4) continuously moving through; each said cell contains an electrolyte at a temperature of at least 20 ° C .; between these cells there is a transfer cathode chamber (6);
Flow through the wire bundle (1) between these electrolyzers and the transition cathode compartment; the supply of current for the electrolysis is a stable current with a current density of 5 to 75 A per dm ² of wire bundle surface Wherein at least a part of the base material is deposited on the cathode (5) facing the wire bundle. 9. The metal base material is made of copper, and the electrolyte is
The method of claim 8 comprising H ₂ SO ₄ and CuSO _4. 10. The matrix comprises copper surrounded by a steel jacket and the steel layer is removed in a H ₂ SO ₄ electrolytic cell (2) located in a first series of compartments, the copper being: the method of claim 8 which is removed in the H ₂ SO ₄ / CuSO ₄ electrolyzer in the compartment of the series (4). 11. The method according to claim 8, wherein the wire bundle is held at or near the level of the transition where most of the current propagates through the wire bundle. 12. The method of claim 8 wherein said current is supplied by a series of independent current supply circuits each supplying current to one of a series of electrolytic cells. 13. A means for producing a bundle of wires embedded in a metal matrix different from the metal of the fibers therein; means for pulling said bundle of wires; and said metal by electrolysis. An apparatus for producing metal fibers, comprising: means for removing a preform, wherein the embedded wire bundle acts as an anode, wherein the means for removing the metal preform comprises: A continuous electrolytic cell (2,4) comprising a cathode (8,5), said means being suitable for the step of removing a metal base material by the electrolytic process according to claim 8. 4) a transfer chamber (6) with an anode (7); means (11, 12) for circulating the electrolyte to the overflow section (9); and for supplying current to the anode and the cathode. Power supply (15) for each series Apparatus characterized by comprising a transition portion for holding a wire bundle to be processed (10) and the same height or wear resistance means in the vicinity thereof (13); and isolated power every. 14. Device according to claim 13, wherein said anode (7) is made of lead. 15. The device according to claim 13, wherein the cathode has a low adhesive strength to the deposited base metal. 16. The length of each of the electrolytic cells (2, 4) is 75 cm.

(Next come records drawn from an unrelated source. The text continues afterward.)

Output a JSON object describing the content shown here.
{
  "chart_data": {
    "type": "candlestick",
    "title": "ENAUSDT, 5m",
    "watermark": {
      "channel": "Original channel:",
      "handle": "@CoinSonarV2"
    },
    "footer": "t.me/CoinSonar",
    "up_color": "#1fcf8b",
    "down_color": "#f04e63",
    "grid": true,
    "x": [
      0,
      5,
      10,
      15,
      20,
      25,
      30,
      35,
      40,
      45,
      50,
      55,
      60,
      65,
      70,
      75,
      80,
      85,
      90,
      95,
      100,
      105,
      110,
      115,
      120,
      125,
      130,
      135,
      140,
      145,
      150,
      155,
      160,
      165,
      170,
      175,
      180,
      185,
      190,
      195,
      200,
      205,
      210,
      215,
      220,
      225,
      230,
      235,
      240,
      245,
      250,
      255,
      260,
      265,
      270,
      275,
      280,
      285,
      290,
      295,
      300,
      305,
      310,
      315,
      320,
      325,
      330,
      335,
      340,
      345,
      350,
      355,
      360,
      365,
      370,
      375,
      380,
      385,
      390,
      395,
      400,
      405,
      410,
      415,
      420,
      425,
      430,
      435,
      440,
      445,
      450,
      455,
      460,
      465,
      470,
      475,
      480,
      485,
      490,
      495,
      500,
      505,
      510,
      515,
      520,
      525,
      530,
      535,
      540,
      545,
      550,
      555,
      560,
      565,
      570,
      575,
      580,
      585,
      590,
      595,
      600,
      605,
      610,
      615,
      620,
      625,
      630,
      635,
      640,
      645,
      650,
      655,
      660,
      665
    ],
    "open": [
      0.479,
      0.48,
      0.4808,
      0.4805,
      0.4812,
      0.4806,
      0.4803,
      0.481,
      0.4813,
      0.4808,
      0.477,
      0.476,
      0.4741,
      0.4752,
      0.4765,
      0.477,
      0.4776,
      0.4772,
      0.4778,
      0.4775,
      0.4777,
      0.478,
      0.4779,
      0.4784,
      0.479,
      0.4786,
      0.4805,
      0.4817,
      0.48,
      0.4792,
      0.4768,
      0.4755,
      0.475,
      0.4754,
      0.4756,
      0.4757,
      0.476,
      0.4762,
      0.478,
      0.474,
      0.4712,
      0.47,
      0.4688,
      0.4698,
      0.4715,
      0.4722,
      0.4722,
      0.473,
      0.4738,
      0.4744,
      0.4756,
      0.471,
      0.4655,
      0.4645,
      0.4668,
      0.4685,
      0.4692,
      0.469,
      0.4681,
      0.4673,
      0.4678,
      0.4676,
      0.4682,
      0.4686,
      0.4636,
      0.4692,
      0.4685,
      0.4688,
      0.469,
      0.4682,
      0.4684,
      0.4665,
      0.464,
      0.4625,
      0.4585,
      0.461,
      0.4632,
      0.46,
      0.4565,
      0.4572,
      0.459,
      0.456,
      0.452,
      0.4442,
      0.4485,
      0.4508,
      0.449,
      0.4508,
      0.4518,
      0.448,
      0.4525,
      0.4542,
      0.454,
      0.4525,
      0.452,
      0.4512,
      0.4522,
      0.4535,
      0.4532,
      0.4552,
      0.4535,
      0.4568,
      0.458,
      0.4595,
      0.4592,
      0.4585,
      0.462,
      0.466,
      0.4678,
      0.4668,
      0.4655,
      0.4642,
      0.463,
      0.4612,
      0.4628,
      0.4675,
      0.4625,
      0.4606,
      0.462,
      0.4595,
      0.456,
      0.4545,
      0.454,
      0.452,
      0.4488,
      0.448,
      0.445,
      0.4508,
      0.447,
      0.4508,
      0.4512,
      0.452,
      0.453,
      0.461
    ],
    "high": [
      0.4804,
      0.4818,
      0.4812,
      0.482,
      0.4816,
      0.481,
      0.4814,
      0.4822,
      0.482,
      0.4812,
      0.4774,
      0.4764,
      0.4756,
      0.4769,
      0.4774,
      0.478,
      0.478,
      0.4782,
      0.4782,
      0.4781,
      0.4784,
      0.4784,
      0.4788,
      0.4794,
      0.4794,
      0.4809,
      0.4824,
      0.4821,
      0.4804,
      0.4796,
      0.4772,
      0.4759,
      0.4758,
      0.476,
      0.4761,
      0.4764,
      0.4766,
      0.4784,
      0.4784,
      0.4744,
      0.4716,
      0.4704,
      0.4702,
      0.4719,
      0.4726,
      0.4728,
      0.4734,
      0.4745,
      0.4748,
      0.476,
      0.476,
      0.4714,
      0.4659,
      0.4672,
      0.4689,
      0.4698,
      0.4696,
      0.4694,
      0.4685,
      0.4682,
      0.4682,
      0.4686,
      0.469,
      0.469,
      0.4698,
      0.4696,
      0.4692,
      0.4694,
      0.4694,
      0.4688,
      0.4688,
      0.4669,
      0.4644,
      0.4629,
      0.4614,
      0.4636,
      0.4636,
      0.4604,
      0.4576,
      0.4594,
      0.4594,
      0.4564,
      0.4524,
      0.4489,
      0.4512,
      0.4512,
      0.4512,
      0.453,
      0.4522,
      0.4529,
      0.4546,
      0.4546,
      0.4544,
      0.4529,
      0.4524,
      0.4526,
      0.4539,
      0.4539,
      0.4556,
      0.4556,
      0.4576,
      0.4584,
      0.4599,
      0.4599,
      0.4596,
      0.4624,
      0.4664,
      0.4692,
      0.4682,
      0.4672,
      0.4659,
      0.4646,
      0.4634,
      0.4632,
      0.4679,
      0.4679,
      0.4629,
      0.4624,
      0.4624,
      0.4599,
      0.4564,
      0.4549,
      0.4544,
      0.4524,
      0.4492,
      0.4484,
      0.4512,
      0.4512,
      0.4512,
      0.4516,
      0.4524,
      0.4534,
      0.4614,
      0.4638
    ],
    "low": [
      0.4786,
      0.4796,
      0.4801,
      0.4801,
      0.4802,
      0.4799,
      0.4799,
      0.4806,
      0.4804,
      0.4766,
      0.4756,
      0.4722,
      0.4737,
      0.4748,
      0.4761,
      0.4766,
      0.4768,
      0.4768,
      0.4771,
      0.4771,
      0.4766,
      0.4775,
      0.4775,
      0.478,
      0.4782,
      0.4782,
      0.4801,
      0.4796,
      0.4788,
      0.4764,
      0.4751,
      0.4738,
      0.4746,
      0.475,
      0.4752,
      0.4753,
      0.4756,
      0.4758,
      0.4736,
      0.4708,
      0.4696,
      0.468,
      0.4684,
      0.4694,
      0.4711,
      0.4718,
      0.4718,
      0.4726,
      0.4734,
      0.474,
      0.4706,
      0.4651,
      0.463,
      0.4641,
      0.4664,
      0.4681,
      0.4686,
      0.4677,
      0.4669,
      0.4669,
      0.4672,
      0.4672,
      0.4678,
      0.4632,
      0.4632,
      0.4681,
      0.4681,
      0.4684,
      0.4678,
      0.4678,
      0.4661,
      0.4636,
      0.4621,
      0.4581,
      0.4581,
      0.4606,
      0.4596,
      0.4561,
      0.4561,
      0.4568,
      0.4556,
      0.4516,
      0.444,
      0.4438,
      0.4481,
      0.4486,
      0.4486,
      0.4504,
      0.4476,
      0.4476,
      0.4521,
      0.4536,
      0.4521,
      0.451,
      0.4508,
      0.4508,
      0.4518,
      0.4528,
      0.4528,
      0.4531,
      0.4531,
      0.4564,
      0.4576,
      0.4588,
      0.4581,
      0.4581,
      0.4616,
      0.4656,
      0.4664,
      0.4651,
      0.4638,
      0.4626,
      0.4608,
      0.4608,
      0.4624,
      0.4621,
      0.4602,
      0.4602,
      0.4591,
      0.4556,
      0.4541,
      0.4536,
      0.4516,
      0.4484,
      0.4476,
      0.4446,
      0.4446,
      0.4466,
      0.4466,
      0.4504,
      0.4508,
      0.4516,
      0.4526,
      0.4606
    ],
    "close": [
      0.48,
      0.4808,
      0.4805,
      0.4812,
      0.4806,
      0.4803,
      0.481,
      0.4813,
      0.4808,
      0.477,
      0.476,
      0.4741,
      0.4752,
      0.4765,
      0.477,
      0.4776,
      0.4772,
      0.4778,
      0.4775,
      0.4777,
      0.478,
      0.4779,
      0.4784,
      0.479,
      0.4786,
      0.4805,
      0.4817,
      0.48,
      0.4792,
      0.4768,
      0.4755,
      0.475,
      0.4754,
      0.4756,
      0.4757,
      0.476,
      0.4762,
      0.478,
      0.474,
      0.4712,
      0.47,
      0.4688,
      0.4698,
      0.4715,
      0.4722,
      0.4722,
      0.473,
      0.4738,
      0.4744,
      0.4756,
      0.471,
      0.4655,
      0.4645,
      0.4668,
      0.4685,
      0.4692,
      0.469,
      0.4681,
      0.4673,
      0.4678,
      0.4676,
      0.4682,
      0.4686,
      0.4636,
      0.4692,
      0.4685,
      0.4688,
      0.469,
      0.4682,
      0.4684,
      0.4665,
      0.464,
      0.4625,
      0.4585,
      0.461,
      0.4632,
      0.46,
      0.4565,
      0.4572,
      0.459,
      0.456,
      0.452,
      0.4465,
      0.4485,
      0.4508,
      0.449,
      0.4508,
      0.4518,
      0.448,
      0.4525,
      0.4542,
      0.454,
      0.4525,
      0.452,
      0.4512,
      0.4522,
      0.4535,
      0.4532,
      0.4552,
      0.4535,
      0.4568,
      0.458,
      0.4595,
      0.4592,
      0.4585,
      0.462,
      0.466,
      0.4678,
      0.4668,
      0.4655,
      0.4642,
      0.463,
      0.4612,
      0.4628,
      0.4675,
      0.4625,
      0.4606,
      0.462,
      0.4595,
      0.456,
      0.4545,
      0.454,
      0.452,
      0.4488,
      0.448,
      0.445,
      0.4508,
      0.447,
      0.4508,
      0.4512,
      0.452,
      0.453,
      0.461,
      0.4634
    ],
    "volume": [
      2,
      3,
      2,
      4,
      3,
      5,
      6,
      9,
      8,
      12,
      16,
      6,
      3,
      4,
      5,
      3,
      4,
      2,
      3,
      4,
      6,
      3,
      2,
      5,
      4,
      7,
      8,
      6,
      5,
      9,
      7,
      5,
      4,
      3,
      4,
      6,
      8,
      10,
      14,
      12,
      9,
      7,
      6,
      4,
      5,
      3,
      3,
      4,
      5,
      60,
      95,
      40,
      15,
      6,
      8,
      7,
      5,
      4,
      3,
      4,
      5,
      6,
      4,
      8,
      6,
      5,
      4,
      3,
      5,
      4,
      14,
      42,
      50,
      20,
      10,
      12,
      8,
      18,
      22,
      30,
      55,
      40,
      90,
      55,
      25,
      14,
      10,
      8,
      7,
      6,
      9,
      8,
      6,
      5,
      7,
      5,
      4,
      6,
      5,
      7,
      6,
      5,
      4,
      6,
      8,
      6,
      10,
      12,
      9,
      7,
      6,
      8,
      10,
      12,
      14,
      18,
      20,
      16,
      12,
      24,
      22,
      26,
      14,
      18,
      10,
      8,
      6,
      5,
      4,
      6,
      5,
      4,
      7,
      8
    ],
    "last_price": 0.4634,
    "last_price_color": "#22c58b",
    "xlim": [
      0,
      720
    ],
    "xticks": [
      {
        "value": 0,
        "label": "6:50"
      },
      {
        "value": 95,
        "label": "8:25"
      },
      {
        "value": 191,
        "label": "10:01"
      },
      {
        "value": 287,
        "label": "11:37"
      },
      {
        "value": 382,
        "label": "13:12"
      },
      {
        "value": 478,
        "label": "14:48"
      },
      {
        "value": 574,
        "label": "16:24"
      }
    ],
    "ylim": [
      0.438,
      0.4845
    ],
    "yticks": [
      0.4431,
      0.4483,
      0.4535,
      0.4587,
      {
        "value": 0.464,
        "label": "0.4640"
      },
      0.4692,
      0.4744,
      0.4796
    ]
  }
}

14. The device of claim 13, wherein: 17. A process for producing a bundle of wires embedded in a metal matrix different from the metal of the fibers therein; a step of pulling the bundle of wires; removing the metal matrix by electrolysis. And wherein the embedded wire bundle acts as an anode.
A method for producing a metal fiber suitable for producing stainless steel fiber according to the above, wherein in the step of removing the metal base material, the wire bundle provided in a layer on an anode-polarized liquid-permeable metal support frame is provided. Facing at least one of the metal electrodes, kept above room temperature, immersed in a sulfuric acid bath provided with means for stirring the electrolyte and cathodically polarized;
The electrodes are connected to a stable voltage rectifier; the current supply for the electrolysis is 5 / dm ² of wire bundle surface.
A method for producing a metal fiber, wherein the method is performed with a stable current having a current density of 75 A. 18. The method of claim 17, wherein the voltage applied per kg of wire bundle to be processed is less than 2.5 V and the current is less than 20 A.